Sarah Norris
Swansea
I am Head of Midwifery and Associate Professor at Swansea University, South Wales. I am passionate about the midwife's role in supporting women to achieve a physiological birth. My research has focussed on midwifery students' learning experience, midwifery knowledge, mentorship and the experience of newly qualified midwives.
In this presentation, I propose a philosophical argument in support of intuitive knowledge as a dynamic resource for midwives in supporting women through physiological birth. Using the findings from an ethnographic study in an AMU, I set out a philosophical position which will argue that intuitive knowledge is projected as a “life-force” from the midwife to the woman to enhance her labour.

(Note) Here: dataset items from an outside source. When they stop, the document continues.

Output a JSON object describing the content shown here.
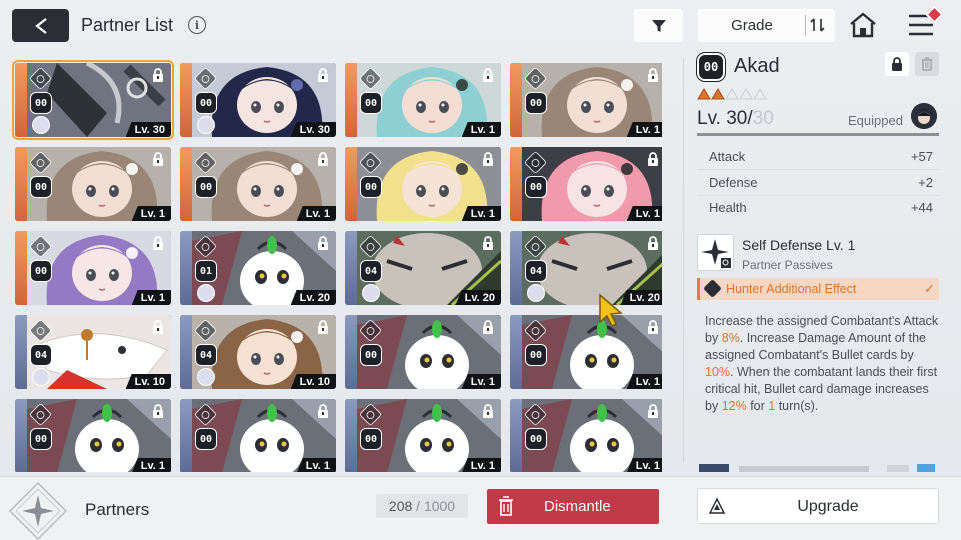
{
  "header": {
    "back_icon": "back-arrow-icon",
    "title": "Partner List",
    "info_icon": "info-icon",
    "filter_icon": "filter-icon",
    "sort_label": "Grade",
    "sort_icon": "sort-toggle-icon",
    "home_icon": "home-icon",
    "menu_icon": "hamburger-menu-icon"
  },
  "cards": [
    {
      "num": "00",
      "level": "Lv. 30",
      "role": "gear",
      "strip": "orange",
      "theme": "mecha",
      "selected": true,
      "avatar": true
    },
    {
      "num": "00",
      "level": "Lv. 30",
      "role": "shield",
      "strip": "orange",
      "theme": "navy-hair",
      "avatar": true
    },
    {
      "num": "00",
      "level": "Lv. 1",
      "role": "clock",
      "strip": "orange",
      "theme": "teal-hair"
    },
    {
      "num": "00",
      "level": "Lv. 1",
      "role": "swords",
      "strip": "orange",
      "theme": "brown-hair"
    },
    {
      "num": "00",
      "level": "Lv. 1",
      "role": "swords",
      "strip": "orange",
      "theme": "brown-hair"
    },
    {
      "num": "00",
      "level": "Lv. 1",
      "role": "swords",
      "strip": "orange",
      "theme": "brown-hair"
    },
    {
      "num": "00",
      "level": "Lv. 1",
      "role": "shield",
      "strip": "orange",
      "theme": "blonde-hair"
    },
    {
      "num": "00",
      "level": "Lv. 1",
      "role": "swords",
      "strip": "orange",
      "theme": "pink-hair"
    },
    {
      "num": "00",
      "level": "Lv. 1",
      "role": "swords",
      "strip": "orange",
      "theme": "purple-hair"
    },
    {
      "num": "01",
      "level": "Lv. 20",
      "role": "swords",
      "strip": "blue",
      "theme": "mascot",
      "avatar": true
    },
    {
      "num": "04",
      "level": "Lv. 20",
      "role": "swords",
      "strip": "blue",
      "theme": "beast",
      "avatar": true
    },
    {
      "num": "04",
      "level": "Lv. 20",
      "role": "swords",
      "strip": "blue",
      "theme": "beast",
      "avatar": true
    },
    {
      "num": "04",
      "level": "Lv. 10",
      "role": "bolt",
      "strip": "blue",
      "theme": "wolf",
      "avatar": true
    },
    {
      "num": "04",
      "level": "Lv. 10",
      "role": "gear",
      "strip": "blue",
      "theme": "brown-girl",
      "avatar": true
    },
    {
      "num": "00",
      "level": "Lv. 1",
      "role": "swords",
      "strip": "blue",
      "theme": "mascot"
    },
    {
      "num": "00",
      "level": "Lv. 1",
      "role": "swords",
      "strip": "blue",
      "theme": "mascot"
    },
    {
      "num": "00",
      "level": "Lv. 1",
      "role": "swords",
      "strip": "blue",
      "theme": "mascot"
    },
    {
      "num": "00",
      "level": "Lv. 1",
      "role": "swords",
      "strip": "blue",
      "theme": "mascot"
    },
    {
      "num": "00",
      "level": "Lv. 1",
      "role": "swords",
      "strip": "blue",
      "theme": "mascot"
    },
    {
      "num": "00",
      "level": "Lv. 1",
      "role": "swords",
      "strip": "blue",
      "theme": "mascot"
    }
  ],
  "detail": {
    "badge": "00",
    "name": "Akad",
    "stars_filled": 2,
    "stars_total": 5,
    "level_current": "Lv. 30/",
    "level_max": "30",
    "level_progress": 1.0,
    "equipped_label": "Equipped",
    "stats": [
      {
        "label": "Attack",
        "value": "+57"
      },
      {
        "label": "Defense",
        "value": "+2"
      },
      {
        "label": "Health",
        "value": "+44"
      }
    ],
    "skill_name": "Self Defense Lv. 1",
    "skill_sub": "Partner Passives",
    "effect_label": "Hunter Additional Effect",
    "description": [
      {
        "t": "Increase the assigned Combatant's Attack by "
      },
      {
        "t": "8%",
        "hl": true
      },
      {
        "t": ". Increase Damage Amount of the assigned Combatant's Bullet cards by "
      },
      {
        "t": "10%",
        "hl": true
      },
      {
        "t": ". When the combatant lands their first critical hit, Bullet card damage increases by "
      },
      {
        "t": "12%",
        "hl": true
      },
      {
        "t": " for "
      },
      {
        "t": "1",
        "hl": true
      },
      {
        "t": " turn(s)."
      }
    ]
  },
  "footer": {
    "partners_label": "Partners",
    "count_current": "208",
    "count_sep": " / ",
    "count_total": "1000",
    "dismantle_label": "Dismantle",
    "upgrade_label": "Upgrade"
  },
  "colors": {
    "accent_orange": "#e0742a",
    "dismantle_red": "#c03a4a",
    "dark": "#2b2e34",
    "selected_outline": "#f0a530"
  }
}
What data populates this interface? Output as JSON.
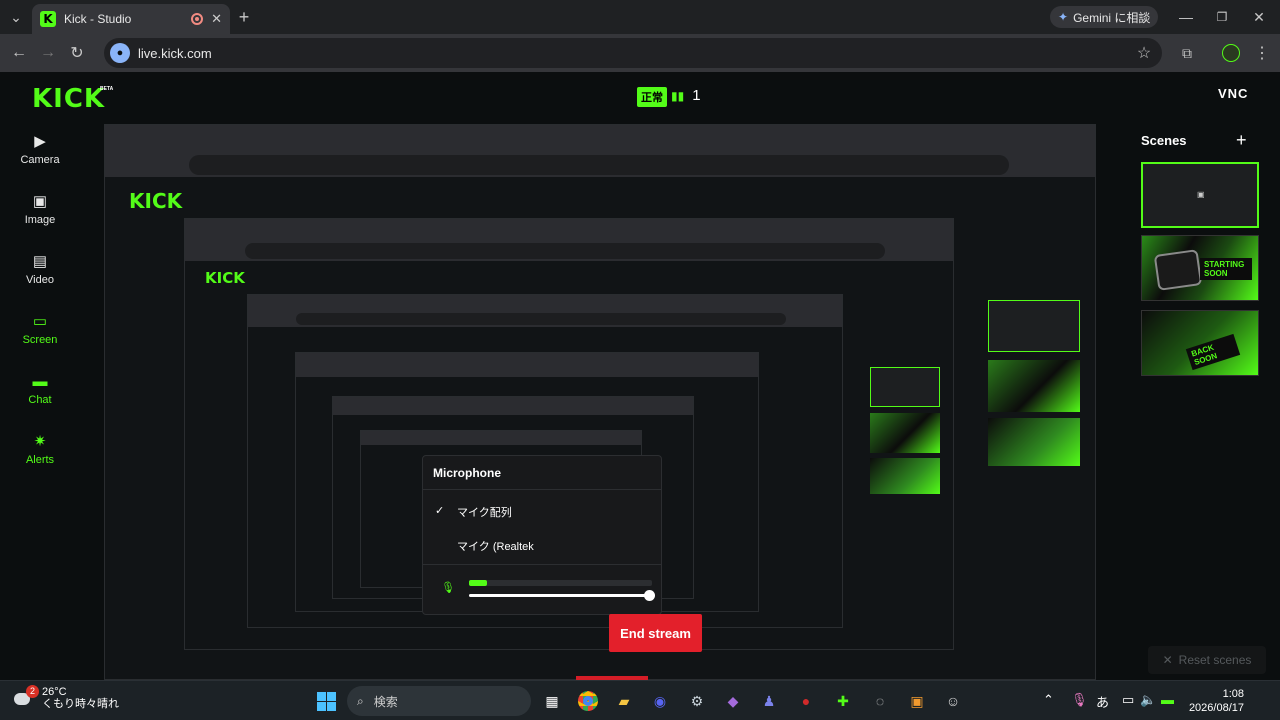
{
  "browser": {
    "tab_title": "Kick - Studio",
    "url": "live.kick.com",
    "gemini_label": "Gemini に相談"
  },
  "header": {
    "logo": "KICK",
    "beta": "BETA",
    "live_status": "正常",
    "viewer_count": "1",
    "avatar_text": "VNC"
  },
  "sidebar": {
    "items": [
      {
        "label": "Camera",
        "icon": "camera-icon",
        "active": false
      },
      {
        "label": "Image",
        "icon": "image-icon",
        "active": false
      },
      {
        "label": "Video",
        "icon": "video-icon",
        "active": false
      },
      {
        "label": "Screen",
        "icon": "screen-icon",
        "active": true
      },
      {
        "label": "Chat",
        "icon": "chat-icon",
        "active": true
      },
      {
        "label": "Alerts",
        "icon": "alerts-icon",
        "active": true
      }
    ]
  },
  "scenes": {
    "title": "Scenes",
    "add": "+",
    "items": [
      {
        "label": "",
        "active": true
      },
      {
        "label": "STARTING SOON",
        "active": false
      },
      {
        "label": "BACK SOON",
        "active": false
      }
    ],
    "reset_label": "Reset scenes"
  },
  "microphone": {
    "title": "Microphone",
    "options": [
      "マイク配列",
      "マイク (Realtek"
    ],
    "selected_index": 0,
    "level": 0.1,
    "volume": 1.0
  },
  "end_stream_label": "End stream",
  "taskbar": {
    "weather_temp": "26°C",
    "weather_desc": "くもり時々晴れ",
    "weather_badge": "2",
    "search_placeholder": "検索",
    "ime": "あ",
    "time": "1:08",
    "date": "2026/08/17"
  },
  "colors": {
    "accent": "#53fc18",
    "danger": "#e3202b",
    "background": "#0b0e0f"
  }
}
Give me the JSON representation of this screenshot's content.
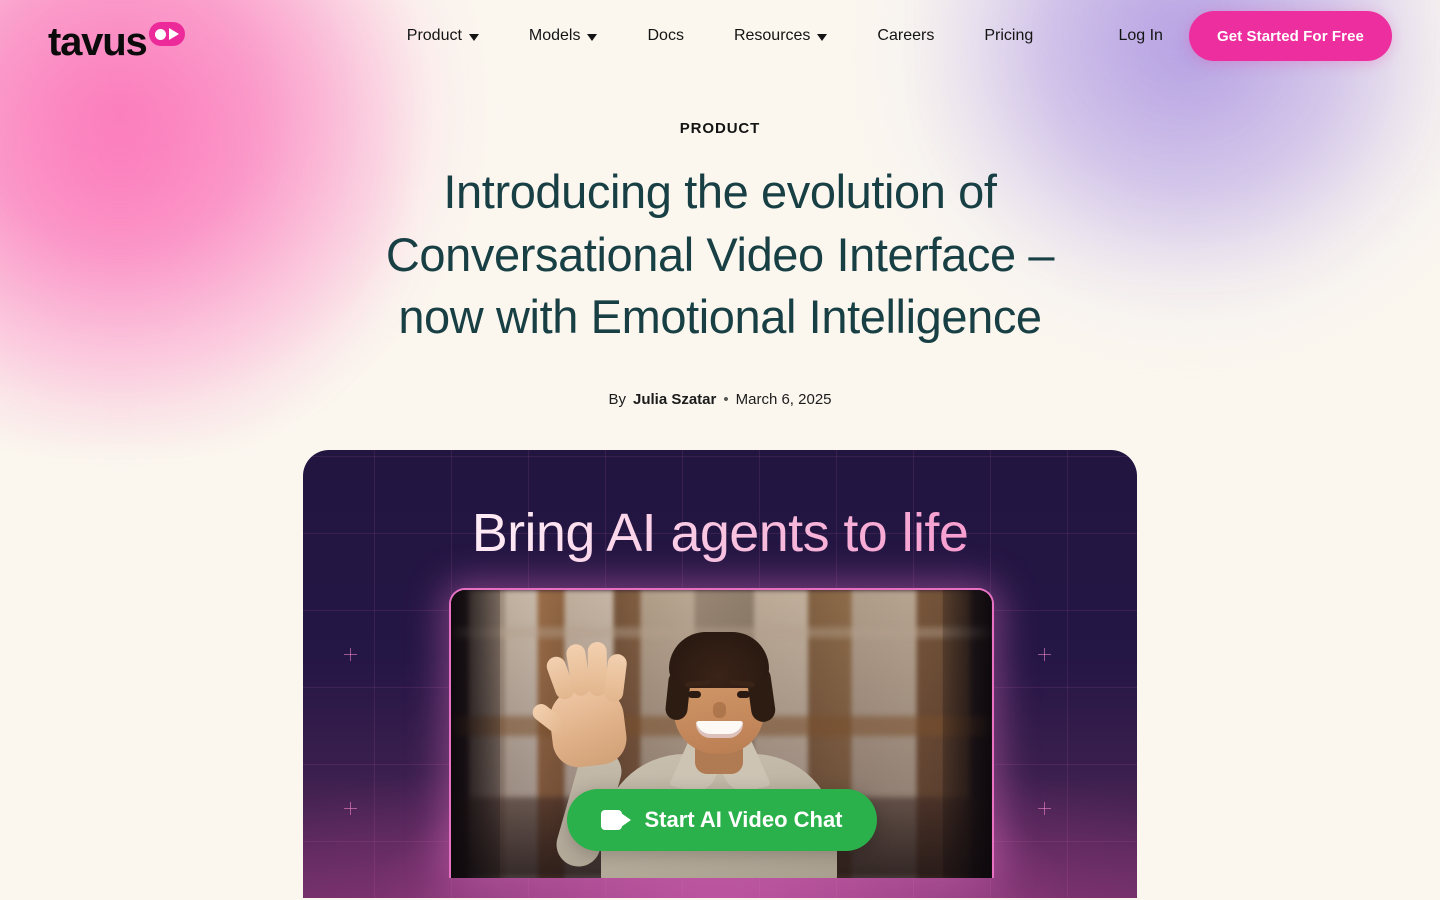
{
  "brand": {
    "name": "tavus",
    "logo_mark_icon": "play-pill-icon",
    "accent_pink": "#ED2E9E",
    "heading_teal": "#173F44",
    "page_background": "#FBF7EF"
  },
  "nav": {
    "items": [
      {
        "label": "Product",
        "has_dropdown": true,
        "icon": "chevron-down-icon"
      },
      {
        "label": "Models",
        "has_dropdown": true,
        "icon": "chevron-down-icon"
      },
      {
        "label": "Docs",
        "has_dropdown": false,
        "icon": ""
      },
      {
        "label": "Resources",
        "has_dropdown": true,
        "icon": "chevron-down-icon"
      },
      {
        "label": "Careers",
        "has_dropdown": false,
        "icon": ""
      },
      {
        "label": "Pricing",
        "has_dropdown": false,
        "icon": ""
      }
    ],
    "login_label": "Log In",
    "cta_label": "Get Started For Free"
  },
  "article": {
    "eyebrow": "PRODUCT",
    "headline": "Introducing the evolution of Conversational Video Interface – now with Emotional Intelligence",
    "byline_prefix": "By",
    "author": "Julia Szatar",
    "separator": "•",
    "date": "March 6, 2025"
  },
  "hero": {
    "title": "Bring AI agents to life",
    "card_background_dark": "#221540",
    "card_background_glow": "#6B2F63",
    "video_border_color": "#E871C4",
    "cta": {
      "label": "Start AI Video Chat",
      "icon": "video-camera-icon",
      "color": "#2BB14B"
    },
    "video_alt": "Smiling young man with curly dark hair waving at the camera in a warm-toned interior"
  }
}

Polanyi (1966) asserted, “We can know more than we can tell”, calling this pre logical way of knowing tacit knowledge. Polanyi’s work was a challenge to the idea that value-free, science based knowledge is the only authoritative knowledge. This theory of tacit knowledge can explain the way that midwives express (or not) their use of their senses to detect the women’s progress, and the use of themselves in supporting women to progress in labour. Tacit knowing is based in physiology and the ability to recognise the overall picture of something, without necessarily being able to describe or make sense of the component parts.
Polanyi (1966) also refers to the “semantic aspect” of tacit knowing in relation to the sensory function of our hands: that we may learn to use tools or instruments to the extent we cease to be aware of our hands as an extension of ourselves. Polanyi’s theory is fundamental to the concept of perception and projection of self. I argue that tacit knowing can be projected, and the dimension of practice which the midwife cannot explain is transferred to the women in her care, reflecting her confidence and belief in a positive outcome. This appears to have an influence on the experience and progress of the woman in labour. In explaining how this could be so, Polanyi refers to the human body as “the ultimate instrument of all our external knowledge,” (1966,p16), so the midwife herself is the source of monitoring and augmentation of the woman’s labour rather than technology.
I will present evidence from field notes and data extracts to support my claim and invite comments and discussion.
Polanyi, K.(1966). The Tacit Dimension. Chicago. University of Chicago press.